# Structure and Functionof Nanog in Stem Cell Pluripotency

> **NIH NIH R01** · BAYLOR COLLEGE OF MEDICINE · 2024 · $345,620

## Abstract

Project Summary
NANOG Structure and Function in Stem Cell Pluripotency
 NANOG directs access to stem cell pluripotency. There are considerable gaps in our
molecular understanding of how NANOG coordinates this process. This is also compounded by
the fact that NANOG (in particular, human NANOG) has been a challenging system to work
with. The investigators have successfully applied innovative fluorescence techniques to
characterize NANOG’s key structure and functional properties. NANOG is an intrinsically
disordered protein (IDP), with a prion-like domain critical for NANOG self-assembly and for
establishing contacts in pluripotency specific regions. NANOG is a ‘molecular hub’, reported to
interact with >100 transcription factors (TFs) and other proteins to form cooperative hub
condensates and coordinate activation of pluripotency genes and repression of differentiation
genes. The investigators will investigate and deconvolute how NANOG dose-sensitivity play a
role in chromatin looping and recruitment of TFs, co-activators, and epigenetic regulators.

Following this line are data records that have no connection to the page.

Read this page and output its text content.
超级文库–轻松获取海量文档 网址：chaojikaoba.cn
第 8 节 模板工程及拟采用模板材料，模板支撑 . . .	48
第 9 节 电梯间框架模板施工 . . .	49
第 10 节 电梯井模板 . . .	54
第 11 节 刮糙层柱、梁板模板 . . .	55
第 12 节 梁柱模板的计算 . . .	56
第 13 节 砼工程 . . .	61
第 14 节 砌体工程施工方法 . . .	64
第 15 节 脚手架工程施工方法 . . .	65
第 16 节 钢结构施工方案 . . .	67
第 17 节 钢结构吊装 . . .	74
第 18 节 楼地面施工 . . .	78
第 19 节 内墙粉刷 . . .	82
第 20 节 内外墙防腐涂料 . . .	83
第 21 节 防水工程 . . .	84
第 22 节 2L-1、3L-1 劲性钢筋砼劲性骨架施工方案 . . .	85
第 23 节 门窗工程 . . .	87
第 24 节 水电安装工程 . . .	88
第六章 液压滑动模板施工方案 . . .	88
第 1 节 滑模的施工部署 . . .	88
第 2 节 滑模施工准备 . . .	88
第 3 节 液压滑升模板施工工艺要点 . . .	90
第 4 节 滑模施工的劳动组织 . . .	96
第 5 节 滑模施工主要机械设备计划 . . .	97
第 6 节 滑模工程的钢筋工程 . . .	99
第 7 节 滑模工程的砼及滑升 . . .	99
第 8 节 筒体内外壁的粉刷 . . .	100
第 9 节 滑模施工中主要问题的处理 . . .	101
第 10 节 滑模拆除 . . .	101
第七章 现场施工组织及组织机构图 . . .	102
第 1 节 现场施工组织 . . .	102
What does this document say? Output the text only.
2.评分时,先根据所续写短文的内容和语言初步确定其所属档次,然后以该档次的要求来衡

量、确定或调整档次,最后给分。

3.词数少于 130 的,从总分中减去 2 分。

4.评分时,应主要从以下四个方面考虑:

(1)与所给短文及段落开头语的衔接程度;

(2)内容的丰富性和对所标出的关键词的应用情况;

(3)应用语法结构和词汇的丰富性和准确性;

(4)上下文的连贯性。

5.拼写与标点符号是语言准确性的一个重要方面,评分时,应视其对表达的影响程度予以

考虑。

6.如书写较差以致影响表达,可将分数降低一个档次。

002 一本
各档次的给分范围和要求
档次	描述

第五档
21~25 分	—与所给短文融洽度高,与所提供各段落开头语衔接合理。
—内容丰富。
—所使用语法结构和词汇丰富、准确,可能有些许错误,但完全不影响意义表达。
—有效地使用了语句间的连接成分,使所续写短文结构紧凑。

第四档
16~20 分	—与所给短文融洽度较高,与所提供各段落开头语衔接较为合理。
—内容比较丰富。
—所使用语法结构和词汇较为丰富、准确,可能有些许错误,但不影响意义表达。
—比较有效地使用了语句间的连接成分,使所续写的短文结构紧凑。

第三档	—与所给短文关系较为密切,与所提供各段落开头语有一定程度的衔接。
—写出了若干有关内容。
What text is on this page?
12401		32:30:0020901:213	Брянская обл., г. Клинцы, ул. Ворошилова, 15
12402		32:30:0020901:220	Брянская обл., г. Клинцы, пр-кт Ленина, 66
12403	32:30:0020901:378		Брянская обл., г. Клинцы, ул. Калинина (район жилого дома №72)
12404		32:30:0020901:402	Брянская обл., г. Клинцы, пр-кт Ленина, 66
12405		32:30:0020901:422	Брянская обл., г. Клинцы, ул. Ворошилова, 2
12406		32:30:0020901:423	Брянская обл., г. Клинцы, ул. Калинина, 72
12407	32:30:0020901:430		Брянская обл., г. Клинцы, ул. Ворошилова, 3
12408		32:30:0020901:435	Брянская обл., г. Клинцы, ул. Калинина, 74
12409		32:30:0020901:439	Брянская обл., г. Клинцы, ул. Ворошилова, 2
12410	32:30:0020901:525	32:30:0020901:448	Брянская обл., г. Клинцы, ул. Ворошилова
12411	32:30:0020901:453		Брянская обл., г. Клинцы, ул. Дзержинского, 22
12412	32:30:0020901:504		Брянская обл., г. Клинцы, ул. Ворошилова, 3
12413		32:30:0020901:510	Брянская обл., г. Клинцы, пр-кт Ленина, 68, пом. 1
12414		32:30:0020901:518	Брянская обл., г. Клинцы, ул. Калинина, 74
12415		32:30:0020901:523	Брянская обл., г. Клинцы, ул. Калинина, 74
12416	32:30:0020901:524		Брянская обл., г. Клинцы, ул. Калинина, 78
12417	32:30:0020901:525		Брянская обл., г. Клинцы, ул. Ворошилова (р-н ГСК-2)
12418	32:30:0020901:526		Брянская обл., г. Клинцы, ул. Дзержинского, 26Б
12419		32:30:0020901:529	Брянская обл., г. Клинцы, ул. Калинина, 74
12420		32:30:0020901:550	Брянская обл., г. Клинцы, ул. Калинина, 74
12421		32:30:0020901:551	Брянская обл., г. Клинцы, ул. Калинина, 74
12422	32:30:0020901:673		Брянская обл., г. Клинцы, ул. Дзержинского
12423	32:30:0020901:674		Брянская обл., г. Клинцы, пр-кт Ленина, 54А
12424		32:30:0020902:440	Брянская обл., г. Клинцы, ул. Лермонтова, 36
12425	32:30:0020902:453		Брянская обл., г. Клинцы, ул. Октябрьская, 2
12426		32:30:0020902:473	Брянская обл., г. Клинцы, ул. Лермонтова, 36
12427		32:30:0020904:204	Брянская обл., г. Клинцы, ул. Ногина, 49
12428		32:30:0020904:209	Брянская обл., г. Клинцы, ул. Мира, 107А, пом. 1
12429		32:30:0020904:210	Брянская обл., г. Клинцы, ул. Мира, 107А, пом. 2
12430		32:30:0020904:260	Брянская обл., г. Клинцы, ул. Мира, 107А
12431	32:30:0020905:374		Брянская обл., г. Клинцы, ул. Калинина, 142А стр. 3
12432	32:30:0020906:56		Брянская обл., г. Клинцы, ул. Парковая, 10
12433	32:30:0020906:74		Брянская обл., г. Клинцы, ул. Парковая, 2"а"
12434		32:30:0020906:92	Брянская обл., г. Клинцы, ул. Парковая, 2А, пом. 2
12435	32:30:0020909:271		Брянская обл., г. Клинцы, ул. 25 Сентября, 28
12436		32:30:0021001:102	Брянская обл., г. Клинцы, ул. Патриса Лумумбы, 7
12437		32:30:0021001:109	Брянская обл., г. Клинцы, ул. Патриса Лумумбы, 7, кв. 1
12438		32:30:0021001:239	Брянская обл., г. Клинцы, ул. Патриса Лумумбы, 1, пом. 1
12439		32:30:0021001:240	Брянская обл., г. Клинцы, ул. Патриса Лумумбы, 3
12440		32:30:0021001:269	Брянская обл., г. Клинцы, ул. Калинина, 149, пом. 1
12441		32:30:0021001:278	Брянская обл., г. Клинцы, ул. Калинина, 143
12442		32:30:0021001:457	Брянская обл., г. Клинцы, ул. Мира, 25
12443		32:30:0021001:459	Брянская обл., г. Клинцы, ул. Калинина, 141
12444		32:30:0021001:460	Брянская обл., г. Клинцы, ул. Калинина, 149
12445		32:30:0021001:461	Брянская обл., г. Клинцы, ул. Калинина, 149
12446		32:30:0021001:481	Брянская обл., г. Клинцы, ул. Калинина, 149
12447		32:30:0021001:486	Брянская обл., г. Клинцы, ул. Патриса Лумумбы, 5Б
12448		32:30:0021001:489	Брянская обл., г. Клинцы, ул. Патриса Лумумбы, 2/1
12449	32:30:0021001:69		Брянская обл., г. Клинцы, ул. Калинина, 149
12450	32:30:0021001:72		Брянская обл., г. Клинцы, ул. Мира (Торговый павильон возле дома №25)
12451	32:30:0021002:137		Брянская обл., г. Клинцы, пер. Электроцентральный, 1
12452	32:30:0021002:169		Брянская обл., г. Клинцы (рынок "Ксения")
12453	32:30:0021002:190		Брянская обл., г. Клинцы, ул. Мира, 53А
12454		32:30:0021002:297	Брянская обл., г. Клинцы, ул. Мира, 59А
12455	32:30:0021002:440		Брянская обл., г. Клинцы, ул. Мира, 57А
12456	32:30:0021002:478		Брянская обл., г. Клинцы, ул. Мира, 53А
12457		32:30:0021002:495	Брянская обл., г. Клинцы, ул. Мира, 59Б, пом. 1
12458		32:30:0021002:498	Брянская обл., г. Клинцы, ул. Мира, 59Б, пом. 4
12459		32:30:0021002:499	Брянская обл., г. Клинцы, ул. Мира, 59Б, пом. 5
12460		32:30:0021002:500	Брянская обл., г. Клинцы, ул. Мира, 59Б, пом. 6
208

They
will use an intensive holistic combination of standard and innovative structural, molecular,
genomic and cell biology approaches. The first aim will elucidate NANOG’s dose-sensitivity
mechanism in establishing pluripotency by assessing chromatin reorganization and recruitment
of cofactors using Hi-C 3.0 and single molecule fluorescence techniques. The second aim will
probe the molecular elements (i.e., OCT4-SOX2-NANOG triad cooperativity and KLF4
biomolecular condensation) involved in activating NANOG expression. In addition, the aim will
investigate the molecular basis for NANOG autorepression. The last aim will focus on inhibition
of NANOG stabilization and oligomerization with dominant negative NANOG-based peptides.
These studies will provide unprecedented insights into how NANOG orchestrates establishment
of stem cell pluripotency and reversal of developmental aging.

## Key facts

- **NIH application ID:** 10890841
- **Project number:** 5R01GM122763-07
- **Recipient organization:** BAYLOR COLLEGE OF MEDICINE
- **Principal Investigator:** Josephine Chu Ferreon
- **Activity code:** R01 (R01, R21, SBIR, etc.)
- **Funding institute:** NIH
- **Fiscal year:** 2024
- **Award amount:** $345,620
- **Award type:** 5
- **Project period:** 2018-01-01 → 2027-05-31

## Primary source

NIH RePORTER: https://reporter.nih.gov/project-details/10890841

## Citation

> US National Institutes of Health, RePORTER application 10890841, Structure and Functionof Nanog in Stem Cell Pluripotency (5R01GM122763-07). Retrieved via AI Analytics 2026-05-24 from https://api.ai-analytics.org/grant/nih/10890841. Licensed CC0.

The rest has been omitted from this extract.